Am I Still a Third-Culture Kid?
- Claire Sibley
- Dec 14, 2023
- 1 min read
After living abroad for the first eighteen years of my life, I moved to the States for college. It could have been considered a homecoming. I am the daughter of two American parents, a US citizen and passport holder, and was returning to a state where my dad grew up and extended family lived—returning to what my family called home.
I have lived in the Greater Philadelphia Area for almost nine years which is now the longest I have lived in one country (although I did move apartments/states/counties every one-to-two years). In moving to Philadelphia, I was set on making this place home. After an entire life abroad, I was finally going to settle down. Looking back, I was so obsessed with belonging to Philadelphia, that I forgot my childhood entirely. I wanted an easy answer to "Where are you from?"

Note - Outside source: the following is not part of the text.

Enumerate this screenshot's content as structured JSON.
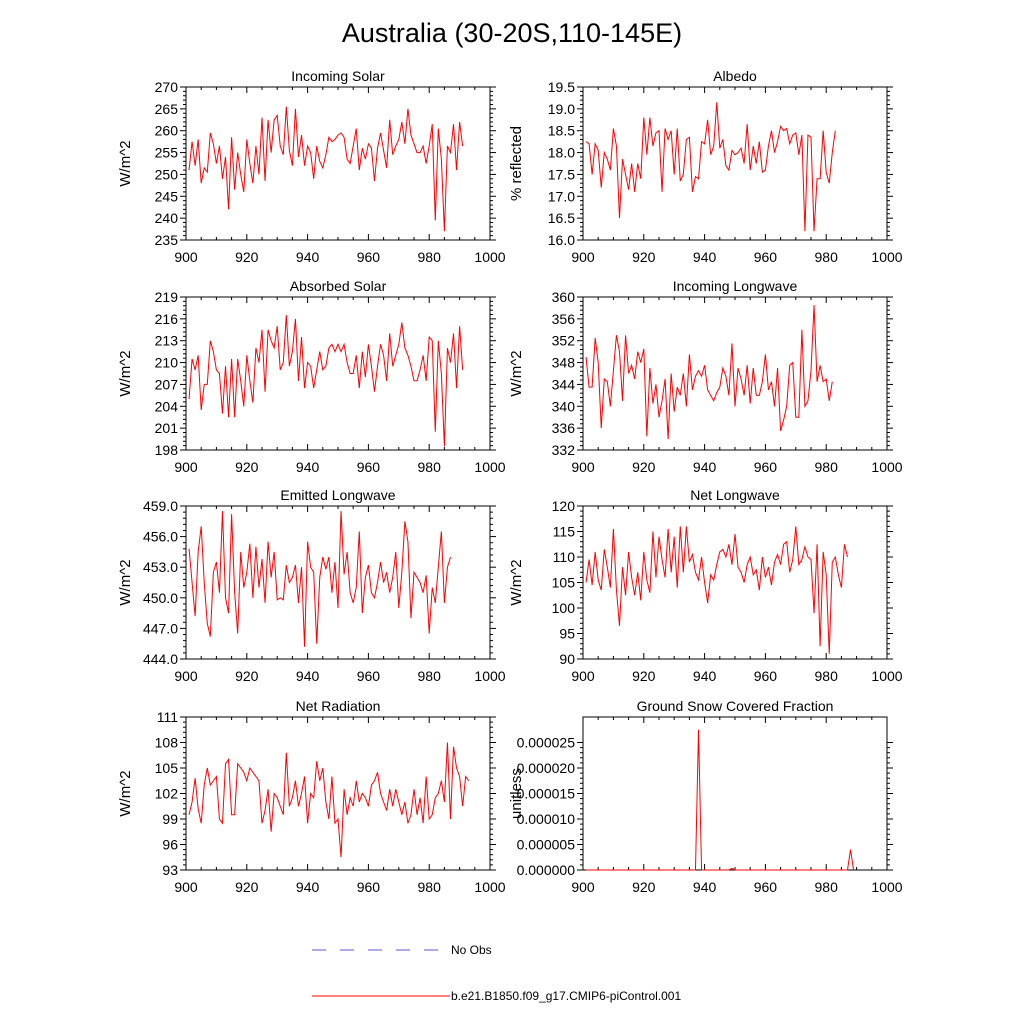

It was either here or the kaleidoscope of countries I lived in beforehand, but it couldn't be both. I wouldn't allow Philadelphia to become another pin on the map in a long list of places I once called home. Why was I denying myself my past? How could I reject the parts of myself that are so deeply intertwined with my international upbringing?
It brings me to the question: am I still a third-culture kid if I've stopped moving? Perhaps I was afraid to unpack my grief, approach the hidden losses, and start the acceptance that I may never really be from anywhere. I am a Jackson Pollock of homes, memories, cultures, values. But do I belong to any of them?